When the structured part of the morning was over, the kids ran wild in the yard. Frances continued to channel a negative little troll on the swing set, interpreting every delayed turn as further confirmation of the horrific nature of science camp. But then I watched a big-hearted little girl named Elise run after her, offering a hug and a turn with the bubble machine. Frances collapsed into her skinny arms. It took my breath away. Elise melted the hardness in Frances in a way I never could have. Thank goodness for the kindness of strangers.

Then Frances found a new friend in Portia, who had also just turned six. The two of them hit it off and played beautifully for the rest of the morning. As I watched them, my own brittleness gave way. I was able to sit and chat with the other mothers. When Frances began to play nice, I relaxed and found I could too.

The rest of the day was just great. Though Frances walked the line of birthday enthusiasm, every so often losing her footing and stumbling into the land of birthday grubbiness, it was all okay. I forgave her without effort; love triumphed. The two of us were able to swim at the pool while Gabriel napped, then we all welcomed five of her favorite grown up friends over for a big celebratory dinner with more presents and ice cream. Oh, and those kale chips! (Which, I am pleased to report, she requested specifically for the occasion.)

Sitting back in my chair at dinner last night, surveying the wealth of excellent friends and good food before me, I was reminded of our first weeks in Annapolis.
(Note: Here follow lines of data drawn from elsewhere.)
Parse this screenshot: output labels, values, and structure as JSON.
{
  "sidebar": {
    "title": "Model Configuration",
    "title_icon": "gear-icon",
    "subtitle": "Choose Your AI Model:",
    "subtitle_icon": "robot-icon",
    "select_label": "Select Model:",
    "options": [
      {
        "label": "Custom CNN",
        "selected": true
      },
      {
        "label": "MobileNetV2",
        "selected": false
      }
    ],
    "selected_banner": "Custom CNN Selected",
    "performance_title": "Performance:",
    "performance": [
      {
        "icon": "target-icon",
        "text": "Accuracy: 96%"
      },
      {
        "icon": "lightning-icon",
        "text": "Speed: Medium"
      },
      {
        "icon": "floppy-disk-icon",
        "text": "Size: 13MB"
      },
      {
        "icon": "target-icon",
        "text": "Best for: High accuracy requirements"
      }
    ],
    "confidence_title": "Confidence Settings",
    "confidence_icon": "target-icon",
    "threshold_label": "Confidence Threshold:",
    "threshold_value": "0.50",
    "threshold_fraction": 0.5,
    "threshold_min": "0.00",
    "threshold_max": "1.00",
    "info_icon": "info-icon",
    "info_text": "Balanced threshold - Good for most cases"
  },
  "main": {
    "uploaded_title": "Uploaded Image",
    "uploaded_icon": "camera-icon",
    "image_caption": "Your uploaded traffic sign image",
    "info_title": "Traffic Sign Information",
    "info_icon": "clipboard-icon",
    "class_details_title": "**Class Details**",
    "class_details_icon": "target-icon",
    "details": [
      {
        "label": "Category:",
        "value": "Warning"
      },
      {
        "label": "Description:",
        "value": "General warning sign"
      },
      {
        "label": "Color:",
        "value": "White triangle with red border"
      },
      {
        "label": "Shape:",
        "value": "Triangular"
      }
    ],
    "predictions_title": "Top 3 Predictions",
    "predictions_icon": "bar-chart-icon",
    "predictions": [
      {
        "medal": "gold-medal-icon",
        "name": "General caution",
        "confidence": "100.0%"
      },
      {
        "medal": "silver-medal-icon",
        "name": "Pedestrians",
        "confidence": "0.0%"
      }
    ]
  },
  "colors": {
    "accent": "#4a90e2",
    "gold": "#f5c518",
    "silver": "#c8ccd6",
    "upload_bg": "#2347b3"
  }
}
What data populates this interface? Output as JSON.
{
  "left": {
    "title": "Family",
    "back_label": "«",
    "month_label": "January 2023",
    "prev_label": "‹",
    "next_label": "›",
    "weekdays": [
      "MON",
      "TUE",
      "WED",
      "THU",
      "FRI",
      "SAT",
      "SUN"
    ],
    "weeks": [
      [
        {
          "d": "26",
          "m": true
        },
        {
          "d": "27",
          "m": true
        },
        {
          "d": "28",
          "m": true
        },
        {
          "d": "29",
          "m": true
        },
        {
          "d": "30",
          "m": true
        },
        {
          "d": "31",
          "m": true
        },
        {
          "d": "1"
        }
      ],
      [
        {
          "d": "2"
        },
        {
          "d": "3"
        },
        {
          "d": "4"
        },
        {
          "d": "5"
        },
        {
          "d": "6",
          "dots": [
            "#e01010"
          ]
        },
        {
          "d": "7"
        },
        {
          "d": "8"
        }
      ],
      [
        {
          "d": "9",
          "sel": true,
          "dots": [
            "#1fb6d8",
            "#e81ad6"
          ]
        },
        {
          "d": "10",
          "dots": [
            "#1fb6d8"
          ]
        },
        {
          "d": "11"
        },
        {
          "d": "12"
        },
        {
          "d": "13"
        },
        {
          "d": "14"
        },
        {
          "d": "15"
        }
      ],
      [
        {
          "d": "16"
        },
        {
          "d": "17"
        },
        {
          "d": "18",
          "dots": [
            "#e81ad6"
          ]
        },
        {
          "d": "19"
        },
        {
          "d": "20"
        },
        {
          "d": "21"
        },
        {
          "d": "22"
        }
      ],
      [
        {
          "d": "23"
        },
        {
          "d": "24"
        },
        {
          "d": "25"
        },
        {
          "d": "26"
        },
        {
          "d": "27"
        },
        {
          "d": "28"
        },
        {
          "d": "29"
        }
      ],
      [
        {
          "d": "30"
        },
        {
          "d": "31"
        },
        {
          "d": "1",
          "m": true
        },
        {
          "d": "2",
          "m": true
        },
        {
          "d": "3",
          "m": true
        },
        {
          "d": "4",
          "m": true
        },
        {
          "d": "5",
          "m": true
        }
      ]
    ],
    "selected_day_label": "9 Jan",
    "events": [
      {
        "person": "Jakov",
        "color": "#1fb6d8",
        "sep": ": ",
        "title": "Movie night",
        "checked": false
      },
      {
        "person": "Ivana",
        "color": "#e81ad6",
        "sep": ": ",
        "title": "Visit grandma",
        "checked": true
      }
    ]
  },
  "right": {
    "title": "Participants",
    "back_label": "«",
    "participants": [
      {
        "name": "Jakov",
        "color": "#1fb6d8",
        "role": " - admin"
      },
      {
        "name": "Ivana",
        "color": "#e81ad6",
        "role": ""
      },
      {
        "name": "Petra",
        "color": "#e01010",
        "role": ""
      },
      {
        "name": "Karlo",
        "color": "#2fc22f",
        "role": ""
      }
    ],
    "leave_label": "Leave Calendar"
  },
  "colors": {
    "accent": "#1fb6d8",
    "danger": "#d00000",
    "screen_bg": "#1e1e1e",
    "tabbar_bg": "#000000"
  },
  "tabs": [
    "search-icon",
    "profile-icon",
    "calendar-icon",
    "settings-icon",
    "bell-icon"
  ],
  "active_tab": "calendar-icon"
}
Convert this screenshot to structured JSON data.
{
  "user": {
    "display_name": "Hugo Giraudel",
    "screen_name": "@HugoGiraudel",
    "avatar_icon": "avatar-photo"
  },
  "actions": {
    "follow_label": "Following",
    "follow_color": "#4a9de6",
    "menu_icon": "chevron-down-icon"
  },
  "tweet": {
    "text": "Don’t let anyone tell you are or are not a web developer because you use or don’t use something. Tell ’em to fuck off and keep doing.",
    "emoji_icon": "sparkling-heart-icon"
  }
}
Frances had just turned three. Night after night, it was just us, a disoriented foursome in our impersonal, white-walled kitchen. The social situation in our new friendless town could only be described as impoverished. How it weighed upon Frances! She kept asking if could we please have some friends over for dinner tonight?  Or could we go to a friend's house instead?  It broke my heart to tell her we didn't have any friends to invite, or be invited by. Those were lonely times. When I remember them, palpable gratitude flows through my limbs. The kindness of strangers - and new and old friends - brought me through. How much has changed in three short years!